Money purchase plan

If a participant is 70 1/2 and still working and contributiong to a Money Purchase Plan are they required to take the RMD?



Only if it is one of those plans that specifies a required beginning date of 4/1 of the year following 70.5. A plan is allowed to be more restrictive than the IRS requirements, but most plans use the IRS requirements under which there are no RMDs until after separation from service.



[quote=”[email protected]“]If a participant is 70 1/2 and still working and contributiong to a Money Purchase Plan are they required to take the RMD?[/quote]

Adding to Alan’s response…if the participant is a five-percent owner, the option to defer beginning RMDs past age 70 1/2 is not available to that participant.

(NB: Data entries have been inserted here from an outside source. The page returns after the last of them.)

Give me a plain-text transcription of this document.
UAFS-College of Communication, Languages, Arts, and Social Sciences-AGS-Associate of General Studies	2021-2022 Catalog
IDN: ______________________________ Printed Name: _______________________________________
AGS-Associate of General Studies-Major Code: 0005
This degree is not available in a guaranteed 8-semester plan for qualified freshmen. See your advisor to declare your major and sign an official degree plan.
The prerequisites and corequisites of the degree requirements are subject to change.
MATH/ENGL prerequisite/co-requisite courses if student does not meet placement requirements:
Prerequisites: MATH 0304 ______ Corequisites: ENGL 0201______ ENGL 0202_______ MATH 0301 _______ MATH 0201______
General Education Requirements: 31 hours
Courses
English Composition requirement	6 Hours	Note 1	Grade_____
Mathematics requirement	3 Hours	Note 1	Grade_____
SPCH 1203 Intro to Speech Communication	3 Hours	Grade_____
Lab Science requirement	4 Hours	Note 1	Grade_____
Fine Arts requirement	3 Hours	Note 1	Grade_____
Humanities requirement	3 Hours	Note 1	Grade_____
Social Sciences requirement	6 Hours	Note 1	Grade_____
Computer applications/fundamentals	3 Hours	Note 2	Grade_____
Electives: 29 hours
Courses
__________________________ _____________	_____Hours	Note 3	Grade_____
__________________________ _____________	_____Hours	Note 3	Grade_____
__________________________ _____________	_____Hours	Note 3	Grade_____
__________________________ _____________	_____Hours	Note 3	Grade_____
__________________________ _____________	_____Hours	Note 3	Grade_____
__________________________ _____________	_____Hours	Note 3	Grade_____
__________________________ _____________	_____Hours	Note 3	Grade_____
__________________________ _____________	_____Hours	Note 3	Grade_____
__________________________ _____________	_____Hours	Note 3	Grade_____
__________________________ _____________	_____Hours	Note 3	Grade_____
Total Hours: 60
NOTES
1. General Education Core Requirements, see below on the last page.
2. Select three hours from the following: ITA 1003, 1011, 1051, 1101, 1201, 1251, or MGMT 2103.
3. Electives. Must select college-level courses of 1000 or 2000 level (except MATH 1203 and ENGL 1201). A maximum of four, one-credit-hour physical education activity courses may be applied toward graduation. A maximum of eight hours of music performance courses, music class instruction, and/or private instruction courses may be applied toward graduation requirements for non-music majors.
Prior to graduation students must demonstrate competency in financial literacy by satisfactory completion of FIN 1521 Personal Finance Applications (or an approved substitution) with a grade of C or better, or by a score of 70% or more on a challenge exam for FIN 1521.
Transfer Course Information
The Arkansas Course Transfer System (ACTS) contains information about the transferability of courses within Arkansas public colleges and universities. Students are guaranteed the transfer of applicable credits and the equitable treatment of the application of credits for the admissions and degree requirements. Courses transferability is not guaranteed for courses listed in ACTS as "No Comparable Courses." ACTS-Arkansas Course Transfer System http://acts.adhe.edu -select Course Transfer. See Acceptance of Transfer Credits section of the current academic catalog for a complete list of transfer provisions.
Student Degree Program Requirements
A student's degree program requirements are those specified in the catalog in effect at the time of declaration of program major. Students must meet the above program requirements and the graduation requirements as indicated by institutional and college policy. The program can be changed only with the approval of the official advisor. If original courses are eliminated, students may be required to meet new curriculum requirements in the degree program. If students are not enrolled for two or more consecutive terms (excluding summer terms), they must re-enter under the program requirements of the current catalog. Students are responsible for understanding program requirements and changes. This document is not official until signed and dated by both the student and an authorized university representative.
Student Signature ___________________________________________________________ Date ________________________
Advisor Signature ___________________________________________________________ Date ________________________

Five percent owner defined here http://www.retirementdictionary.com/definitions/5percentowner

PS. Although you did not ask…I have seen a few clients with money purchase pension plans that were established many years ago, for reasons that were valid then that have since changed. Many were not aware of the regulatory changes that made the money purchase pension plan unnecessary/unsuitable for them. This might not be the case for this client- but just in case, it might be worth it to review the, reasons why the client has a money purchase pension plan if that has not already been done ( Of course, that is if the plan sponsor is your clients. Except in cases where the plan sponsor is a leasing organization and wants to provide a safe-harbor money purchase plan, it is (usually) more practical to have a profit sharing plan. Especially considering the penalties and loss of deduction etc that apply if the employer cannot afford to make the mandatory contributions to the money purchase plan.
Not a recommendation- just food for thought



Denise: wasn’t the change in the law making money purchase plans obsolete in most cases enacted way back in 1984?



Hi Bruce,
It was under EGTRRA 2001- effective for plan years beginning January 1, 2002.
Before then, PSP deduction was limited to 15% and it was necessary to pair the plans to get the maximum deduction, without being locked into a 25% mandatory contribution- 10% being the amount usually allocated to the MPPP.